Carbonneau en a parlé à Trevor Timmins. «Avec les statistiques qu'il avait au niveau junior, ç'a été plus facile à faire accepter, surtout pour un camp des recrues. Je n'ai pas eu un gros pitch à faire, en plus tout le monde de l'organisation l'avait vu jouer junior.»

Michel Boucher, qui travaillait désormais pour le Canadien, a été consulté.

«Trevor m'a téléphoné pour me demander ce que j'en pensais. Je croyais qu'il avait suffisamment de sens de hockey pour être invité. Est-ce qu'il peut jouer dans la LNH? Comme tout le monde aurait dit à l'époque, j'ai répondu à Trevor que je ne le croyais pas, mais qu'il pourrait être une vedette dans la Ligue de la Côte Est et ensuite évoluer dans la Ligue américaine.»

Desharnais a impressionné suffisamment pour décrocher un contrat des ligues mineures. Il a outrageusement dominé dans la Ligue de la Côte Est à Cincinnati avec 106 points en 68 matchs, avant de passer aux Bulldogs de Hamilton l'année suivante. Il avait 45 points en 35 matchs à sa troisième saison à Hamilton lorsqu'on l'a rappelé à Montréal pour ne plus jamais le rétrograder.

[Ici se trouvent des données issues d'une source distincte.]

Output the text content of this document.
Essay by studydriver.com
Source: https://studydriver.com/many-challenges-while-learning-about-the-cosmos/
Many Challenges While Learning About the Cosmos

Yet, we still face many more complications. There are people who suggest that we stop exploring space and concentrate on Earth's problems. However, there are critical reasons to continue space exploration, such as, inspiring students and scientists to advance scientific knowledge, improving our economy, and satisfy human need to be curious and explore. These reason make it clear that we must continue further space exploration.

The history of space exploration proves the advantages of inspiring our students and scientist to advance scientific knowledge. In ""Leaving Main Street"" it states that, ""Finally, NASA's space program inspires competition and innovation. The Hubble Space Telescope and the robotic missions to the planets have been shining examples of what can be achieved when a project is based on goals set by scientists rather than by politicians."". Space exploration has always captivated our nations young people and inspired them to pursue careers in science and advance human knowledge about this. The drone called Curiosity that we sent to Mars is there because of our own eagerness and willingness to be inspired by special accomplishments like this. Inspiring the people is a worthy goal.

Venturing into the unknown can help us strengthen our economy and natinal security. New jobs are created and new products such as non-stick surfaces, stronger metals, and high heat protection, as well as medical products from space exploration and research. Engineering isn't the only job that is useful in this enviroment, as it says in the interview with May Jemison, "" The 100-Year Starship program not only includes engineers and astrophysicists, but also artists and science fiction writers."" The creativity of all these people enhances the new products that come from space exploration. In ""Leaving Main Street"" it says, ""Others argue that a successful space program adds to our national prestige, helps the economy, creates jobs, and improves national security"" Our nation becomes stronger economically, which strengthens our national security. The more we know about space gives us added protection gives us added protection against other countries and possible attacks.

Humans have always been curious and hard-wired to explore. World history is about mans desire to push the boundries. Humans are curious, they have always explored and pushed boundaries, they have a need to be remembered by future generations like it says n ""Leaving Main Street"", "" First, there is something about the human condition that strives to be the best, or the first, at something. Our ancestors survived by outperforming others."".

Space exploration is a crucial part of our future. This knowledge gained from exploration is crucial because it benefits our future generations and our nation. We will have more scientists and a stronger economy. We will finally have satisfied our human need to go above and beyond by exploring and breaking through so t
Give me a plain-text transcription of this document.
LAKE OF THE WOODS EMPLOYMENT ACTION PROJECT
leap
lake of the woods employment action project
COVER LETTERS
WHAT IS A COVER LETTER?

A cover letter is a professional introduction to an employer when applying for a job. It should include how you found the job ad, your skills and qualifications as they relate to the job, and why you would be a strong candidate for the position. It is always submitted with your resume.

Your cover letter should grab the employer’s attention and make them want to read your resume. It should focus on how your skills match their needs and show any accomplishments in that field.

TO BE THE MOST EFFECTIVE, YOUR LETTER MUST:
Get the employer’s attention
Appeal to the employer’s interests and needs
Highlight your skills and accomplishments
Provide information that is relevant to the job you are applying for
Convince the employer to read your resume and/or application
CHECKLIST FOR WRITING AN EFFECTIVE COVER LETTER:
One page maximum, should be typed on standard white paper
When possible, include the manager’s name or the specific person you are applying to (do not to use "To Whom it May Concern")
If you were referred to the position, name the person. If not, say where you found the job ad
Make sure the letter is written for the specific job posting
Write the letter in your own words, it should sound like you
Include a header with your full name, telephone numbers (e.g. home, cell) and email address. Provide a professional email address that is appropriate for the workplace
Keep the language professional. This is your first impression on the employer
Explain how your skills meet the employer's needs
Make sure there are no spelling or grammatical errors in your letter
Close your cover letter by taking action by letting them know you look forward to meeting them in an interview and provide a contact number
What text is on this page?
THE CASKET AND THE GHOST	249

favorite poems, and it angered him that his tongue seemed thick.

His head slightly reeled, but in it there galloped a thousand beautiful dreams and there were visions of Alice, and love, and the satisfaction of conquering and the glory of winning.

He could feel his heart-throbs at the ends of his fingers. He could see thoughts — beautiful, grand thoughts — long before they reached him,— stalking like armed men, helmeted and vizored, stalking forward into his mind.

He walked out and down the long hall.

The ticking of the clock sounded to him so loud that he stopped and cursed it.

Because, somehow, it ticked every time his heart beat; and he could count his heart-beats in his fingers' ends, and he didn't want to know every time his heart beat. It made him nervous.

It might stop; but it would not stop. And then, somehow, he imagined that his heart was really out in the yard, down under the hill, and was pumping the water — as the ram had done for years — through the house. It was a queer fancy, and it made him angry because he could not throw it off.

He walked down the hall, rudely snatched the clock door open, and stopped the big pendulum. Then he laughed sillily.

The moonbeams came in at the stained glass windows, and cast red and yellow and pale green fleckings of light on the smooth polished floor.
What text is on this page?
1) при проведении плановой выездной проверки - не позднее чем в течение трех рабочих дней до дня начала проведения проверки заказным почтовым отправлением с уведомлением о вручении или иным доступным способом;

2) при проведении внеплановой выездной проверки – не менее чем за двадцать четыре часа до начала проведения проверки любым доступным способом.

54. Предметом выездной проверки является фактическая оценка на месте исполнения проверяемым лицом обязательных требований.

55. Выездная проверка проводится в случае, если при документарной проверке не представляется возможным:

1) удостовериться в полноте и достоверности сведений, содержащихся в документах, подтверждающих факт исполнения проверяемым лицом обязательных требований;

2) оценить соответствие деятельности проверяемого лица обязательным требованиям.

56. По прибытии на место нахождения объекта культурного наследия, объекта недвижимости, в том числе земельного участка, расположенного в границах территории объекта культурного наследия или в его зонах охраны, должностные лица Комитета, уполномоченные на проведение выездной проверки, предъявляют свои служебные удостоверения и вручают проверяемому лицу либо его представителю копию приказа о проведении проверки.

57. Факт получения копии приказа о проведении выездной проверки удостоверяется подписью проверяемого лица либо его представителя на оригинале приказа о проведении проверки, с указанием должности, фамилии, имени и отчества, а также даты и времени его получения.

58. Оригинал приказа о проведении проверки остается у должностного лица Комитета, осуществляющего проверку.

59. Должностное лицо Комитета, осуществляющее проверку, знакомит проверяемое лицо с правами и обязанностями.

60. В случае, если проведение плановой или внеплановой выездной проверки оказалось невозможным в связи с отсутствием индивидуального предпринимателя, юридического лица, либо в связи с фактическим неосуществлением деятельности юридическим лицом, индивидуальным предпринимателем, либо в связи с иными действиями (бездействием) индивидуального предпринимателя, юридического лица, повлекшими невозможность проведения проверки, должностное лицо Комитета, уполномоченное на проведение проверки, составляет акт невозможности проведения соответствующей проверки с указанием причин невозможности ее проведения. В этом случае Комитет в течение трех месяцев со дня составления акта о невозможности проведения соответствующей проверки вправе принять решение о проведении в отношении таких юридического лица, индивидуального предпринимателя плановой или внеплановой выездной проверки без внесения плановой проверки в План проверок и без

«Ça n'a pas été facile, relate Desharnais. C'est dur de percer quand on n'a pas été repêché. Je me souviens de mon premier camp des recrues. Carey Price était devant le filet, il venait de gagner la Coupe Calder, Ryan O'Byrne, qui avait joué déjà, était là aussi. J'étais intimidé. Et justement, c'est difficile de faire bonne impression la première fois parce qu'on est intimidé. La première année permet d'être prêt pour la deuxième. Mais quand on ne sait pas si on aura cette deuxième chance...»

Tout est bien qui finit bien pour un bon gars... et un sapré bon joueur.